DePlot

DePlot is a multimodal model for single-shot translation of an input image of a plot/chart to a table as output. The output table from DePlot is linearized as a textual sequence in markdown format, with | separating cells and \n, <0x0A>, or [SEP] separating rows, and generated in the left-to-right convention. For utilizing it in a chart question answering feature, the output table can be used to prompt a LLM of your choice (such as Llama, and others) to interpret values from the table.

ChartQA with DePlot overview
Figure 1. ChartQA with DePlot overview
Chart QA Example (arXiv:2212.10505 [cs.CL])
Figure 2. Chart QA Example (arXiv:2212.10505 [cs.CL])

Input

An image of standard format (e.g. JPEG, JPG, PNG etc.) passed to the endpoint as a file.

Output

The output will be text in a markdown tabular format.

A sample raw output may look like the following
Column 1 | Column 2 | Column 3 <0x0A> MEDIAN | value | value <0x0A> value | value | value <0x0A> value | value | value <0x0A> value | value | value ...
By replacing the <0x0A> with a newline \n the output is cleaner
Column 1 | Column 2 | Column 3
MEDIAN | value | value
value | value | value
value | value  | value
...
An output with a title can take on the following format
TITLE | Title_of_Infographic
Column 1 | Column 2 | Column 3
MEDIAN | value | value
value  | value | value
value  | value | value
There may also be NaNs in the output depending on the input and DePlot interpretation
TITLE | Title_of_Infographic
Column 1 | Column 2 | Column 3
value | nan    | value
value | value  | nan
Another possibility is an output with holes instead of NaNs
TITLE | Title_of_Infographic
Column 1 | Column 2 | Column 3
value |        | value
      | value  | value

In some cases, interpolating the missing values led to improved quality of the response from the downstream LLM for ChartQA applications. This, however, may only work for certain use cases. Another consideration for ChartQA applications is the structural nature of the response from DePlot. Filling in the blank spaces in the DePlot response with explicit NaNs helped the qualitative result of the ChartQA in many cases.

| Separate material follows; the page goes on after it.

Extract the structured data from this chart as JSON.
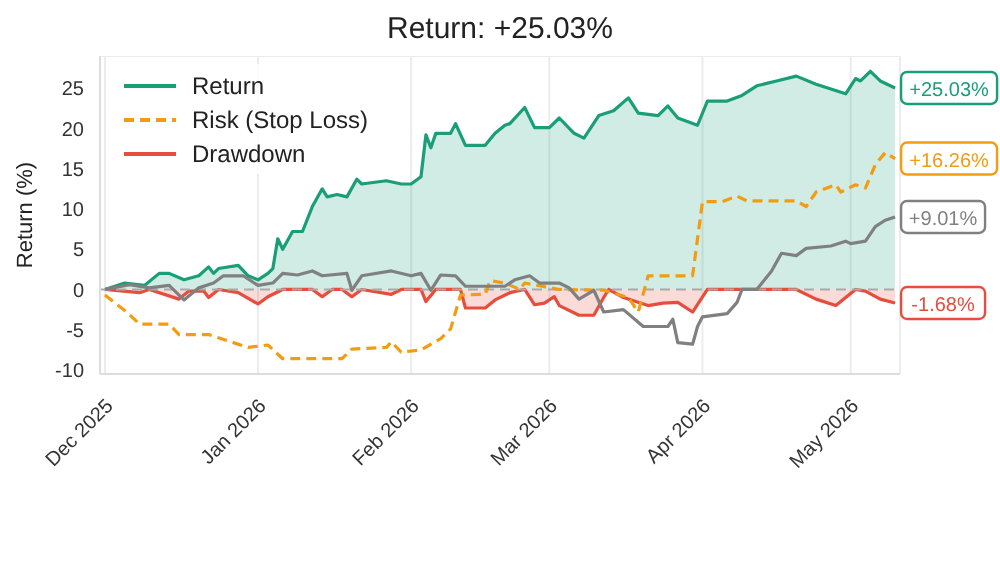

Hyperparameters and settings

The hyperparameters and settings for DePlot are described below.

Parameter Definition Allowed values User Adjustable

sequence length

The maximum number of tokens in a sequence that is being processed by the model. The sequence length, in this case, is the sum of the number of tokens input to the model and the number of tokens generated by the model (max_new_tokens).

512

No

max_new_tokens

The maximum number of tokens for the model to generate in its output. You can use this parameter to limit the response to a certain a number of tokens. The generation will stop either when the model stops generating due to </s> or reaches the limit for max tokens to generate. The default value for max_new_tokens is 512.

1 < = Integer < = 512

Yes, via a POST method to endpoint

Make sure the total number of tokens in your prompt plus the value you set for max_new_tokens does not exceed the sequence length of the model. For instance, if you input is 256 tokens, then max_new_tokens cannot be set to more than 256 since the total would be greater than 512 (sequence length of the model). NOTE: An error may not be thrown if this total sequence length is exceed; however, it is likely that the model’s output will be truncated at (sequence_length - input_length) tokens.

Deploy a DePlot endpoint

Follow the steps below to deploy an endpoint using DePlot.

  1. Create a new project or use an existing one.

  2. From a project window, click New endpoint. The Add an endpoint box will open.

  3. Select the following settings to create the endpoint:

    1. Select DePlot from the ML App drop-down.

    2. Select DePlot from the Select model drop-down.

  4. Click Add an endpoint to deploy the endpoint.

    Create Project
    Figure 3. Add an endpoint box
  5. The Endpoint created confirmation will display.

  6. Click View endpoint to open the endpoint details window.

    View endpoint
    Figure 4. Endpoint confirmation
  7. The status will change to Live in a few minutes when the endpoint is ready.

    Endpoint

Please refer to the Usage section for instructions on how to interact with the endpoint.

Usage

Once the endpoint has been created in SambaStudio, the following format(s) can be used to interact with the endpoint.

Request template to pass an image input via a file
curl -k -X POST '<your endpoint url>' \
-H 'key: <your endpoint key>' \
--form 'predict_file=<your image file path>'
i.e.

--form 'predict_file=@<your image file path>'

In order to make a post request to the endpoint passing the parameters as well as the image file, you will need to construct a multipart/form-data request. The following template is how to construct this.
curl -X POST \
     -H 'Content-Type: multipart/form-data' \
     -H 'key:<your endpoint key>' \
     <your endpoint url> \
     -F 'predict_file=@<your image file path>' \
     -F 'params={"max_tokens_to_generate": \
                    {"type":"int","value":"100"} \
                };type=application/json'

At this time, only the multipart/form-data format is supported. Ability to pass in Image in the byte64 format as a json payload is not supported in this release.